A report published by the New York Times revealed that Chinese military analysts are closely following the details of Russia's war on Ukraine to draw lessons from them in any potential war over Taiwan.
Chinese experts analyzed how Russia uses hypersonic missiles to destroy ammunition caches, fuel tanks and other strategic targets.
They also examined how Ukrainian forces used the Starlink satellite link system to coordinate attacks and overcome obstacles caused by Russian forces' destruction of Ukrainian infrastructure.
The Starlink system, owned by American billionaire Elon Musk, ensures that Internet service is provided via a network of low-orbit satellites. Following Russia's attack on Ukraine in February 2022, Musk provided free Starlink internet access to Ukrainian authorities.
Ukrainian Deputy Prime Minister Mikhaylo Fedorov said Starlink played a vital role in re-establishing essential services in the wake of Russian missile attacks.

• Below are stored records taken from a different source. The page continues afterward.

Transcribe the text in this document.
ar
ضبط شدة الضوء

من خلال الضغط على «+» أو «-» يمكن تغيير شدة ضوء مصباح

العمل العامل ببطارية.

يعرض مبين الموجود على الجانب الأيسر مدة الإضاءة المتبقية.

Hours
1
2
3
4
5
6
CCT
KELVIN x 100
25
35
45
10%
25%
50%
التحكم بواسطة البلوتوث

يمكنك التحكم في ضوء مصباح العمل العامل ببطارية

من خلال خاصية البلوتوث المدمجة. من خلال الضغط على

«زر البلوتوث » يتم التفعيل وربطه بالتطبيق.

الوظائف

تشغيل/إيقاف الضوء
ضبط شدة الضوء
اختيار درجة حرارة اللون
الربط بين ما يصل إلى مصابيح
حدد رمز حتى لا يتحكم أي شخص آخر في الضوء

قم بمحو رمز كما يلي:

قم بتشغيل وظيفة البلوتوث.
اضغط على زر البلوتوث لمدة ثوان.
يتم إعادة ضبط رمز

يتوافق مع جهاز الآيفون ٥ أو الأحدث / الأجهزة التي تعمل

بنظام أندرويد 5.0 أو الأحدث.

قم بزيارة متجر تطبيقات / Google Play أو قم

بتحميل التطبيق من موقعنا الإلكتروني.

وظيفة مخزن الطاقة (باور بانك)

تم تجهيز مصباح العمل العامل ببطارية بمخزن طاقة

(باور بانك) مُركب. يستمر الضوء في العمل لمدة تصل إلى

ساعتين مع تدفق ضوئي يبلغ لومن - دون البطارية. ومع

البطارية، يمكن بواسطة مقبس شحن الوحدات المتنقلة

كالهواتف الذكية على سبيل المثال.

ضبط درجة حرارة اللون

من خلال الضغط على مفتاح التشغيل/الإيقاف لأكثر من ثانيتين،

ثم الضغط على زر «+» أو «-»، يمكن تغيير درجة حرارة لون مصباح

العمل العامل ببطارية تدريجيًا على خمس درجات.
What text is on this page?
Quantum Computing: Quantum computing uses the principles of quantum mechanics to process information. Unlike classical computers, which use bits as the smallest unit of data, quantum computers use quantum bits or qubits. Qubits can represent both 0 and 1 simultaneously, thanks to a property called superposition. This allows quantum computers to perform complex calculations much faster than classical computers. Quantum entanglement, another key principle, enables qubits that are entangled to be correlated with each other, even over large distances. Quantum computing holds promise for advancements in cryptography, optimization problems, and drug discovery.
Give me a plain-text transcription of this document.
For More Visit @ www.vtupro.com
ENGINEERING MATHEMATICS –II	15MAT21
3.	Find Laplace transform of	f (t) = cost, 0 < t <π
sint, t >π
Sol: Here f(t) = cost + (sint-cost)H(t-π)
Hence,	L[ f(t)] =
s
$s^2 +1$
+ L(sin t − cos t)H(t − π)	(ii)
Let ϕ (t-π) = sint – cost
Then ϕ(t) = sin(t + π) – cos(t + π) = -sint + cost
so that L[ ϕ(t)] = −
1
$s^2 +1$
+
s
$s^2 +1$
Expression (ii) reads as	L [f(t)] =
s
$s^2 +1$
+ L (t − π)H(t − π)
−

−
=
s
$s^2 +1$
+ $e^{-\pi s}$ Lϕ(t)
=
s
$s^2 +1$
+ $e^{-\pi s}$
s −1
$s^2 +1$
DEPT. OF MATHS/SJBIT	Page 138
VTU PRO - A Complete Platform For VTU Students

According to the New York Times report, the Chinese have seen that Russian President Vladimir Putin has succeeded in preventing Western powers from directly intervening in Ukraine by exploiting nuclear deterrence, so experts recommended that Beijing should develop its nuclear arsenal program.
Chinese General Meng Xianqing, a professor at Beijing's National Defense University, wrote in a Chinese newspaper that "Russia's nuclear deterrence strategy has played a prominent role in ensuring that the US-led NATO does not dare to participate directly in the Ukraine war," the report said.
The Chinese spoke of the shortcomings in the work of the Russian military as exposed by the war, such as a lack of logistics and supplies, and said that studying those shortcomings should be the focus of Beijing's attention.
Joel Wothno, a researcher at the National Defense University in Washington, said the Ukraine war was a "wake-up call" for the Chinese, as things may seem easy and organized in field training and on paper, but when you meet the enemy in a real war, things may become chaotic and out of control.
The newspaper quoted Chinese experts as saying that the difficulties experienced by Russia in mobilizing its ground forces require Beijing to maintain its large number and equipment ground forces, as well as work in parallel to expand and strengthen the naval and air forces.
They urged that the Chinese military should be trained in the use of drones, maintain communications in difficult conditions, and use satellite technology, so as to avoid the weakness or absence of reliable intelligence on the movements of adversary forces.
Beijing has also been keen to follow up on the intelligence and military support provided by NATO countries to Ukraine, and quoted US defense priorities expert Lyle Goldstein as saying that China is likely monitoring thousands of missiles of various types that reach Ukraine, and assessing what may happen with Taiwan.